Les étapes du deuil

Share on facebook
Share on twitter
Share on pinterest

Le deuil : Il peut aussi arriver à la fin d’une relation importante. Il peut aussi survenir quand on perd quelque chose que l’on avait et qui était très important pour nous. Il arrive très souvent lors de l’annonce d’une maladie chronique. Vous l’aurez compris, le deuil ne se présente pas que lors du décès d’une personne.

1 et 2- Le Choque/Déni de la réalité :

C’est le moment où survient la nouvelle. Nous pouvons nous sentir nous enfermé dans une bulle, en suspension de la vie quotidoenne, nous pouvons avoir la sensation que le temps s’arrête.

(2) Il peut arriver une forme de déni face à la nouvelle et que nous continuons à faire comme si de rien n’était. La nouvelle peut-être tellement difficile à accepter, que l’on continue de vivre comme si elle n’était jamais arrivée.

Cela ne sert à rien de faire l’autruche… Ça fait du bien un moment, mais les faits sont là.

3 et 4 – Colère/Peur :

C’est le moment où l’on en veut à la situation, à la nouvelle. Un décès par exemple, on peut en vouloir à la personne qui est morte. Dans le cas d’une pathologie on peut s’en vouloir à soi-même, à la maladie, à notre corps. C’EST DANS CETTE PÉRIODE QUE L’ON PEUT EXPLOSER POUR UN RIEN, QUE L’ON PEUT PARAÎTRE COMME HYSTÉRIQUE.

(4) En même temps, une notion de peur peut apparaître. « Mais qu’est-ce qui va arriver? Comment vais-je y arriver? »… Ce sont des phrases types que l’on peut entendre/se dire. Une culpabilité peut se mêler à tout cela. Les nuits peuvent être longue et l’on peut beaucoup ruminer.

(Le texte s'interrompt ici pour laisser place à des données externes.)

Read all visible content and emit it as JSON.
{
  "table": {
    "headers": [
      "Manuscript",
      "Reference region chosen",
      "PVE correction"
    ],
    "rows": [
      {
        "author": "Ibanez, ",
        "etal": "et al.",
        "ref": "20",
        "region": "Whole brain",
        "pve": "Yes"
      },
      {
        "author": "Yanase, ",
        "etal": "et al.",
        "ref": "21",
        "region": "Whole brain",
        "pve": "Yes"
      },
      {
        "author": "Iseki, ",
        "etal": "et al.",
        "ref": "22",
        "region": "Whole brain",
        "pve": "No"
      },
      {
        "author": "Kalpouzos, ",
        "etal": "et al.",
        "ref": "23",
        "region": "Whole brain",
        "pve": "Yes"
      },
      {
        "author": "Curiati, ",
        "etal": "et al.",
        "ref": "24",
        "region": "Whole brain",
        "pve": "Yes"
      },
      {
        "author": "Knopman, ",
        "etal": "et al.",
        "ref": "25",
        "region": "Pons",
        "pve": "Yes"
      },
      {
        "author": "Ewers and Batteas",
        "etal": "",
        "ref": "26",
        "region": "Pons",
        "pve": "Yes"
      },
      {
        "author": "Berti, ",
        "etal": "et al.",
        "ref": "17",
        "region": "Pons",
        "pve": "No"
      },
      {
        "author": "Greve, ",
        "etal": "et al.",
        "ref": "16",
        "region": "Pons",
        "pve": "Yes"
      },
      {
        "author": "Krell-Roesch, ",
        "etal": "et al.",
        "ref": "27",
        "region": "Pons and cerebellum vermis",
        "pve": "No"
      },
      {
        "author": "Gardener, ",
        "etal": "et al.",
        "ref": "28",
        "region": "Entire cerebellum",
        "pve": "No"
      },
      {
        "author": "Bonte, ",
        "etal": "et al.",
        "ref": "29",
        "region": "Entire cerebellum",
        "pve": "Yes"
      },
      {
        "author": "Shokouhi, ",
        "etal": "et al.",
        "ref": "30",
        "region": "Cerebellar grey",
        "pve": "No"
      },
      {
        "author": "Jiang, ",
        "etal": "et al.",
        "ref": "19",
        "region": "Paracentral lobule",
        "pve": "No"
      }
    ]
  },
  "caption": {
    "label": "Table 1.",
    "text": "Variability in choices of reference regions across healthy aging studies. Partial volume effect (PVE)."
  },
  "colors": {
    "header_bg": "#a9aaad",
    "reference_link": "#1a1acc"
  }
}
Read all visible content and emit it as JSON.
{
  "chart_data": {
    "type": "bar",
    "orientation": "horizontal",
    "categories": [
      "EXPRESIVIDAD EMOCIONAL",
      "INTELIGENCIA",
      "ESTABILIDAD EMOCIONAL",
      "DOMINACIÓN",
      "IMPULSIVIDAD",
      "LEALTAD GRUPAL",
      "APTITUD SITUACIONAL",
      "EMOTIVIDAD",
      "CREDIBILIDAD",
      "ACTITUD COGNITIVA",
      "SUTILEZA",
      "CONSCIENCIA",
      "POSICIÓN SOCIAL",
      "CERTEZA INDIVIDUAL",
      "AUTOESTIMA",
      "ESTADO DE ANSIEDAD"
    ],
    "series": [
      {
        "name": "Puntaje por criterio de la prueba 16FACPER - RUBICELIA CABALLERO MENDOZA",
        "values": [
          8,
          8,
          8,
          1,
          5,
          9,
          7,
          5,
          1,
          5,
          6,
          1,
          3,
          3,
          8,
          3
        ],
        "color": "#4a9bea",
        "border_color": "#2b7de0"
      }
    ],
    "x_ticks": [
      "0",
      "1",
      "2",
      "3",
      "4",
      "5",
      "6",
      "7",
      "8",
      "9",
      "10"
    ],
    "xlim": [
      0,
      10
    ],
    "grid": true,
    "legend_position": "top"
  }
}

5 – Négociation/Marchandage :

La frustration ainsi que la colère peuvent encore se faire sentir. Lors d’un décès, si nous sommes croyant, c’est le moment où nous pouvons ne plus croire en la divinité. Dans la fin d’une relation c’est le moment où l’on va essayer de trouver des compromis… Mais cela ne sont que des illusions. Nous n’acceptons pas encore la réalité. Sinon on parle de pathologie, c’est le moment où nous voulons encore croire que tout est possible. Que rien n’a changé.

C’est l’étape où l’on veut inverser ce qui arrive. Marchander, trouver d’autres solutions.

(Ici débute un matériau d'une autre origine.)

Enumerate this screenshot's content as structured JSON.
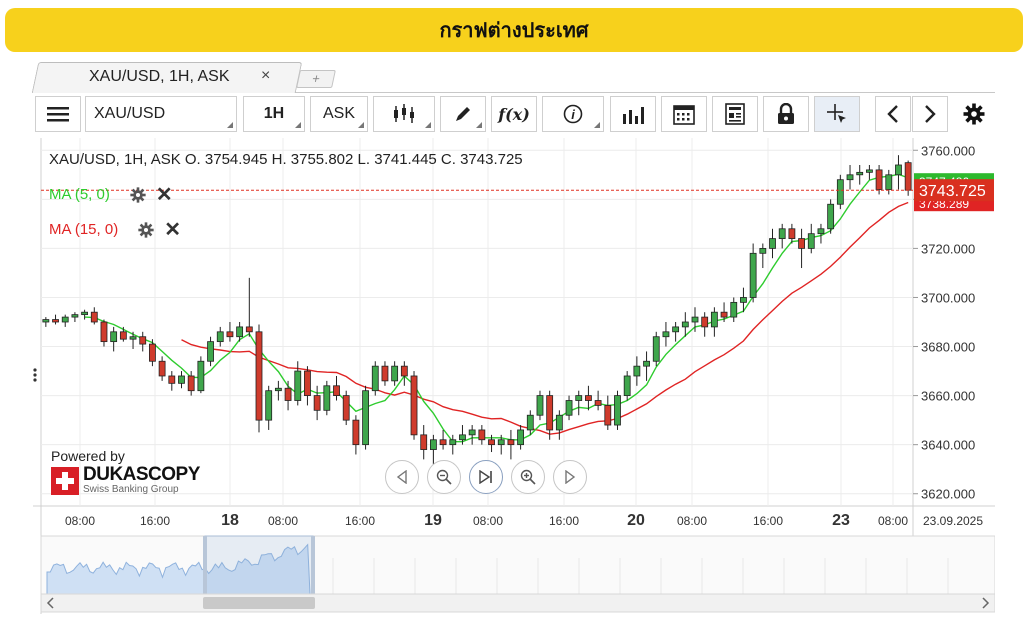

6 – Tristesse/Dépression réactionnelle :

C’est le moment où l’on s’écroule. C’est le moment où l’on réalise le choc, la nouvelle. C’est le moment où la réalité nous rattrape. C’est une période délicate ou plus grand chose à de sens. Tout peut paraître fade, c’est la fameuse dépression réactionnelle (elle n’est pas obligatoire). L’envie de rien peut s’installer pendant un moment.

Je vous conseille fortement de vivre et d’incarner votre tristesse. Même si nous rejouons une scène d’Antigone, ce n’est pas grave. L’important, est de ne pas rester bloqué à cette étape. Attention à ne pas trop partir dans un repli social.

7 – Acceptation/Pardon :

À ce moment nous sommes encore dans le deuil. Mais nous commençons à accepter la situation. Quand on pense au choc, cela peut rester encore douloureux mais nous avons plus de recul. Un retour à la vie sociale se fait à ce moment-là, si coupure il y a eu.

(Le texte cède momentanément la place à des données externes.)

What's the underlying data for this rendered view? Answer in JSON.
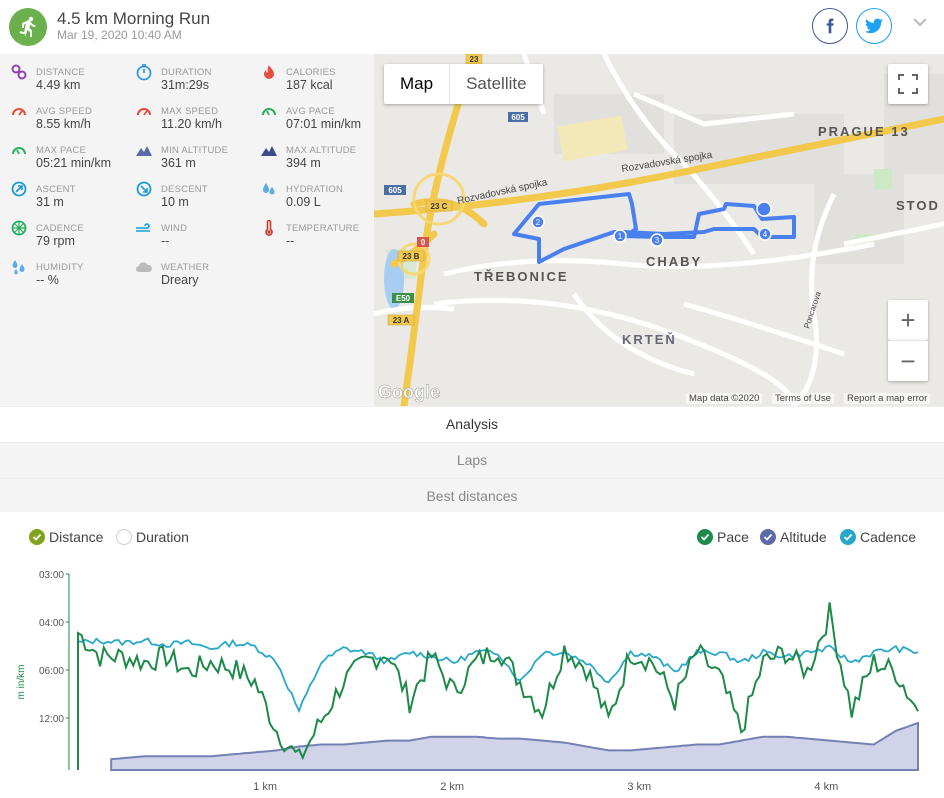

On se pardonne à soi-même d’avoir eu certains comportements. Si c’est un décès et que l’on en a voulu à la personne morte, le pardon se fait envers elle.

C’est le début de la Renaissance, de la reconstruction.

8 – Quête de sens/Sérénité/Paix :

La vie nous revient. De nouveaux objectifs peuvent apparaître à ce moment-là. Le choc ne nous tracasse plus. Nous pouvons l’évoquer avec un sourire, même parfois en rire. C’est la fameuse sérénité, la paix retrouvée. Si nous avons arrêté de faire la fête, c’est à cette étape que nous pouvons la refaire. On ressent une quiétude très agréable. On retrouve réellement un sens à notre vie!

C’est le moment où nous sommes prêts pour un nouveau départ.

Je tiens à nous partager un dernier conseil :

Il est important à mes yeux de ne pas rester, ou être seul. Je sais à quel point cela peut être délicat d’en parler à notre entourage. Nous ne voulons pas les accabler.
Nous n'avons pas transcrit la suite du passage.